Arsénico por diversión

En Cataluña hay ciudadanos que se sienten tan españoles como catalanes y a esos es a los que insultó la diputada

María José Pou Amérigo
MARÍA JOSÉ POU AMÉRIGO

Apuesto a que si Berlanga hubiera rodado una película sobre el procés, habría tenido a una 'señora Martínez' entre sus protagonistas. La escena de la presidenta del Parlament llamando al orden a la diputada que arrancaba de los escaños las banderas de España hubiera sido la mejor para el tráiler de la película: «Senyora Martínez, si us plau; senyora Martínez». Las risas enlatadas ya las ponían los propios diputados.

Ese momento no tiene parangón y casi está reclamando un politono por sí mismo. Sin caer en el nominalismo extremo de los nacionalistas xenófobos hay que reconocer que llamarse precisamente 'Martínez' es una broma del karma. No era Turull ni Puigdemont ni Forcadell. Incluso Pou podría pasar por una pureza de sangre aceptable a la que espero no responder ni acercarme. A mí la única pureza que me preocupa en líquido elemento es la de la horchata.

No. La extremista catalanista con alergia a lo español era «Martínez, hijo de Martín» que dirían en el Joc de Trons patrio. Martínez es el sexto apellido más común en España y uno de los más populares en Latinoamérica por transferencia también de los españoles que llegaron al Nuevo Continente. En definitiva una herencia española, ¡vaya por Dios!

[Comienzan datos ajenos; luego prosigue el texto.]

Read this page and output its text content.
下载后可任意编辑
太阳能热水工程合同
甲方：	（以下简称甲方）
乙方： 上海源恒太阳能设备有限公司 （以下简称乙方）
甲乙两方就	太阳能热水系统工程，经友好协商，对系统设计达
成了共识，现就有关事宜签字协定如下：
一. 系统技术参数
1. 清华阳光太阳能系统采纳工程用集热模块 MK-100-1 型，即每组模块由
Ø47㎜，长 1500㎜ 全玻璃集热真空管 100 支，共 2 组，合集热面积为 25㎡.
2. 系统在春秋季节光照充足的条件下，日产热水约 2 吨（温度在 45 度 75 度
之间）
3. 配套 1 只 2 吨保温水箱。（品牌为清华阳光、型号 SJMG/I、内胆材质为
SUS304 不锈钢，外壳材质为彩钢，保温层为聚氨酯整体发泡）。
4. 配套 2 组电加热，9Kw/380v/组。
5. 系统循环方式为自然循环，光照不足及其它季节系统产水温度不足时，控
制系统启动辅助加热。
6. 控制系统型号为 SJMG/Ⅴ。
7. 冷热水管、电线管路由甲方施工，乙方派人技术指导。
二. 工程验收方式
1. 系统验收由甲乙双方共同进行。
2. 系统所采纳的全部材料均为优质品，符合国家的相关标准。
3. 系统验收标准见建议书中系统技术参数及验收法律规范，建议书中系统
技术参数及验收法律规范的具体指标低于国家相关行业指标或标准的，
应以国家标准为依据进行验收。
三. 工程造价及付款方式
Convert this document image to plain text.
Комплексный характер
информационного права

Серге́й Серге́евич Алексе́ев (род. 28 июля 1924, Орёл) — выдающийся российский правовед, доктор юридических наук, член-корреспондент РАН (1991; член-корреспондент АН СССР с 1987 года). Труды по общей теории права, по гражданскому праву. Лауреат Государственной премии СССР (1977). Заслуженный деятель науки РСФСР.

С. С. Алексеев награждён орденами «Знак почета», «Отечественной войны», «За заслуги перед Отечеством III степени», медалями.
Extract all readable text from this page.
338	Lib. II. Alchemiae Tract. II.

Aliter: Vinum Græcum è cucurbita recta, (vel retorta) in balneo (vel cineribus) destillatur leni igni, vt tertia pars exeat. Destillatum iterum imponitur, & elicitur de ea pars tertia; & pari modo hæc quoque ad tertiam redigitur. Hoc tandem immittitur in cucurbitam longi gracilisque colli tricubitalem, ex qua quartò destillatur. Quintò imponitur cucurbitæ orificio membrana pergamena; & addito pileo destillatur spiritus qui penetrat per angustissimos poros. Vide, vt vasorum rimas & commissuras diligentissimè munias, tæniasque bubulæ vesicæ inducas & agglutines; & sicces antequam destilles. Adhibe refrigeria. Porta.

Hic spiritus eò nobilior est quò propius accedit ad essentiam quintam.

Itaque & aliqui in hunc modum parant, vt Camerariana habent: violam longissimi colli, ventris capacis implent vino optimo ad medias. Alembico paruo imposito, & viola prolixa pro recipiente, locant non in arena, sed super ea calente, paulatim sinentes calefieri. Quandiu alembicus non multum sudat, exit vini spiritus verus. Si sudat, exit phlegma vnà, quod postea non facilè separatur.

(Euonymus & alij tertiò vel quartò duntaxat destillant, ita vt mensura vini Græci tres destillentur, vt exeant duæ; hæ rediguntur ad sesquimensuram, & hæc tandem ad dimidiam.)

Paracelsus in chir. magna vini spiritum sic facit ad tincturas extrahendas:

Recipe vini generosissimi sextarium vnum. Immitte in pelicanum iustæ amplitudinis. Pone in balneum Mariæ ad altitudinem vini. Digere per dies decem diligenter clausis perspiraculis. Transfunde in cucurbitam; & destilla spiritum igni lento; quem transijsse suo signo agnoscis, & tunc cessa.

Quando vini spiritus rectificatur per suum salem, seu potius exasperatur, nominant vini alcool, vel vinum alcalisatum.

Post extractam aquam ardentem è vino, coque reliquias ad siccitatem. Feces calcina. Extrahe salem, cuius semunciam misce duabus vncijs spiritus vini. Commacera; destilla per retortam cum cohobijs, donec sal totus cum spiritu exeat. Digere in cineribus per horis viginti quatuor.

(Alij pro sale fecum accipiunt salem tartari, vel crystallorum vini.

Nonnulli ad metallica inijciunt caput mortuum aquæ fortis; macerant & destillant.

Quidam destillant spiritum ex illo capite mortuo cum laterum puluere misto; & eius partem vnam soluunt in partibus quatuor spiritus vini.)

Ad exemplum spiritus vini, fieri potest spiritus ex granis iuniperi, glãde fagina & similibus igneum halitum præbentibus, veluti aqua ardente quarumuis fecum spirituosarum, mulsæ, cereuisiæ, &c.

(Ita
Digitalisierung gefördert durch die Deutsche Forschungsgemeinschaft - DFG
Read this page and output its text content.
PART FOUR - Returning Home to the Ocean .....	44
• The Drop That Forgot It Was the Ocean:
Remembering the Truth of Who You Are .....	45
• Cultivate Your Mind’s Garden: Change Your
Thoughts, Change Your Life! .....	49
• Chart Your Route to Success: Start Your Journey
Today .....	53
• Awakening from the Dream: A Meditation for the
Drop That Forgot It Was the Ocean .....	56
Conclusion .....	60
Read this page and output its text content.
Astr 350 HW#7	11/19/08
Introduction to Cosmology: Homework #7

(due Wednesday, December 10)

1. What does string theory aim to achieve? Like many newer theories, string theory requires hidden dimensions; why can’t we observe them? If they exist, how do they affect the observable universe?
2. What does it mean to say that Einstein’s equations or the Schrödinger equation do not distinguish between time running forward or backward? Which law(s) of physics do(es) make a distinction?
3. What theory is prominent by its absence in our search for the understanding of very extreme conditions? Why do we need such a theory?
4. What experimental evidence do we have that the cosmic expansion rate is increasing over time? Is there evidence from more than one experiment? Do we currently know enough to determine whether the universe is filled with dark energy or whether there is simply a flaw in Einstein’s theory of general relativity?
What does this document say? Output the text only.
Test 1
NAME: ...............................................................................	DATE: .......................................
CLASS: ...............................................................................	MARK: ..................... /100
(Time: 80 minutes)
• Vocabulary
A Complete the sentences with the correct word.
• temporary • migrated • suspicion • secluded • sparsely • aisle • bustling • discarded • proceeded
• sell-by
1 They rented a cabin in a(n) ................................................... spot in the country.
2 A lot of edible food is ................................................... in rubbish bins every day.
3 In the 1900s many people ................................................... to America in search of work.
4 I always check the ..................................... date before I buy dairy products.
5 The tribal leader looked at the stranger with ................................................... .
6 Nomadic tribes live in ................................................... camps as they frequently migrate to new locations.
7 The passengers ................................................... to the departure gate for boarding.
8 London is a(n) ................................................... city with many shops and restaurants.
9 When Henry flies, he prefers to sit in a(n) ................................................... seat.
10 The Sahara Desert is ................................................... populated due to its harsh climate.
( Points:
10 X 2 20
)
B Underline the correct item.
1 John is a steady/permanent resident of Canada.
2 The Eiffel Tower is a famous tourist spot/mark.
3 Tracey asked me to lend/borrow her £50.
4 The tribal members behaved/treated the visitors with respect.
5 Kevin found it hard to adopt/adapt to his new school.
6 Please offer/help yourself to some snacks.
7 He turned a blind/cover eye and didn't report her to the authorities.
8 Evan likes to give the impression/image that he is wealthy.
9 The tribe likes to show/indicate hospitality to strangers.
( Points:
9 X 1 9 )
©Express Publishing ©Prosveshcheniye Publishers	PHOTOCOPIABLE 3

El gesto es una anécdota, sin duda, pero es una demostración de la tendencia excluyente e intransigente de la señora Martínez y de todas las señoras Martínez, Pérez y González que hay entre los miembros del Parlament. En Cataluña hay ciudadanos que se sienten tan españoles como catalanes y a esos es a los que insultó la señora. Pretenden ofender al resto y cometen el mismo error que Zapatero el día en que no se levantó al paso de la bandera estadounidense. La bandera no representa a un gobierno. Representa a una comunidad. Como la cuatribarrada no representa a Puigdemont sino a Cataluña. Por eso pisotearla, reírse de ella o quemarla sería un insulto a todos los catalanes, no al gobierno de JuntsxSi, la Cup o la Cap. El gesto de Martínez era un corte de mangas hacia sus vecinos, como mínimo. Una ofensa innecesaria que va calando y creando un poso de disgusto y de extrañamiento. Se queja el victimismo catalán del odio de España. No existe. O no existía. Existía, tal vez, una torpeza política, una serie de errores gubernamentales o una desviada actitud del poder hacia Cataluña pero dudo de que los demás españoles sintieran desafecto hacia una parte del territorio. Ahora ya no confío en que las cosas se mantengan así. Ese tipo de gestos, asociando su rechazo al gobierno, al PP o a Rajoy con la bandera que nos representa a todos no favorece la aceptación y comprensión de los demás hacia su causa. Y me pregunto qué mal le he hecho yo y tantos como yo a su tierra, a su gente o a su vida. Construir una nación con el desprecio hacia las demás, en especial a la que se quiere tener por vecina, es un mal comienzo. Berlanga la situaría de embajadora en España. Por lo menos.